What do you say when you
sit down to eat for the last time with the people you've grown closest with for
the last 3 years? How do you tell them you love them? How does one say goodbye?
Do you even ruin the moment by reminding them you're dying or do you just
ignore it?
If you knew your every action and word was being recorded for posterity, would
that change what you do?
1 night. 1 meal. 1 group
of people that you love and are very close with.
Jesus washed their feet.
It's interesting that out of the four Gospels, only John mentions that, in the
middle of supper, Jesus kneels and performs this menial task. Yet this one act
paints one of the clearest pictures of Jesus’ character. Sometimes it's easy to
forget that Jesus was human too, He had real emotions, desires, friends, tears,
joy. His actions are so out of the ordinary that we tend to assume He wasn’t at
all ordinary. God was a man. He lived among men and He ate His last meal with
men who expected Him to act like a normal man. And most normal men would have
done something normal on their last night alive. Actually, I doubt any of us
would do what He did. See, I would have written a speech. You know, something
powerful, persuasive, moving, and very focused on me and why I matter and
should be remembered. I probably would have listed all the great moments we had
all had together, told them about the times I worked miracles and they weren't
even watching, reminded them that I loved them and instructed them to keep
spreading my legacy around the world. I would have made my last moments great.

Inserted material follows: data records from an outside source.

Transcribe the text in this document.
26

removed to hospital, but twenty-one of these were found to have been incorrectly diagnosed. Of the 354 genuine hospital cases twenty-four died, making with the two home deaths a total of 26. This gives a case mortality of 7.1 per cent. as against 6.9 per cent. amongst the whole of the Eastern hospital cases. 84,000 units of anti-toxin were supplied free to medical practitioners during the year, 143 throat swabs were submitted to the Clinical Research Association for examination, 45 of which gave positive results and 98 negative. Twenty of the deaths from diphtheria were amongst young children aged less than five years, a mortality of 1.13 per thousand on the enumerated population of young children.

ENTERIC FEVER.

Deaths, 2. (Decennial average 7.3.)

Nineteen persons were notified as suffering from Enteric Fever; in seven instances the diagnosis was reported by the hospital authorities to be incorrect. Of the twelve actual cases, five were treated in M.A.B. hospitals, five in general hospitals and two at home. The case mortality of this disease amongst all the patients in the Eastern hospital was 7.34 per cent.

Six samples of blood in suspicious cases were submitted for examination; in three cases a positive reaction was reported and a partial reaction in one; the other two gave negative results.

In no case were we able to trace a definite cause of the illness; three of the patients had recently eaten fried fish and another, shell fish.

Jesus made His last moments humble. Knowing He was going to die the next day
and these were some of His last moments with His disciples and friends, he
didn't do what most humans would have done.
Actions speak louder than words.
Two of the people around the table were going to betray Him. All of them had at
one point doubted Him. They had been together through some rough times, He'd
seen them at their worst. These disciples had been consumed with petty things,
interested in glory, full of pesky questions, and they were sinners. Jesus
never sinned. In every way that seems to matter to us, Jesus was above them. He
loved them anyway. He didn't just say it, He did it. Love is an action, so
Jesus dressed as a servant, lowered Himself to His knees, and washed their
feet.
The shock Peter
expressed was felt around the room.
Who
was this man who claimed to be the Son of God, had become the beacon of their
hope, and now submitted them to the awkwardness of cleaning the dirt from
feet? Expectations were shattered.
"Do you understand what I have done to you?" Jesus asks. No one did.
Very few people today understand either. We think that to imitate Jesus we just
have to pray more, or maybe harder. For us, loving others looks like explaining the meaning of the hypostatic union or argue out our opinion on predestination.
Maybe being Jesus for you means tithing, evangelizing, going to church, or
visiting nursing homes.
That's what everyone expects you to do.
That's normal.
Being Jesus means doing what no one expects. Be Jesus- get down on your knees
and love.
The King, Son of God, Holy of Holies, Lord of all, the Spoken Word, Logos, our
Savior Jesus was about to die. He came to love, He lived to serve, He died to
save. In doing so, He flipped the script and rewrote what it looked like to be
a great human. No speech, no partying, no prolonged hugs or pity party, nothing
we would expect from a dying man. When He finishes washing the feet of mere men
He says, "I have given you an example, that you also should do just as I
have done to you". His example was to do the unexpected. His example was
humility. This image of serving is what it means to be Jesus to the world
around us.
We don't understand what
Jesus did, if we did we would always be shattering expectations. It's too
awkward for us to actually see washing people's feet as an example of what we
should do every day. So we look at the Last Supper foot-washing as a symbolic
ritual that Christ did, something we don't have to repeat. We ignore the call
on our life to do menial acts of service for the people that scorn us, betray
us, or just annoy us. Instead, we pretend to imitate Christ by doing exactly
what everyone expects us to do. Being Jesus doesn't mean allowing ourselves to
get trapped in a box or trend of "Christianity".
What does the world expect from you? Humble yourself and do something greater. Today, take Jesus literally. Follow the example that He used His last meal to set for you. Step outside of your given role, lower yourself and do the unexpected. The people around you need Jesus, be Jesus for them. Serve them. Shock them. If you only had one more meal, what could be more powerful than to follow the example of our Lord?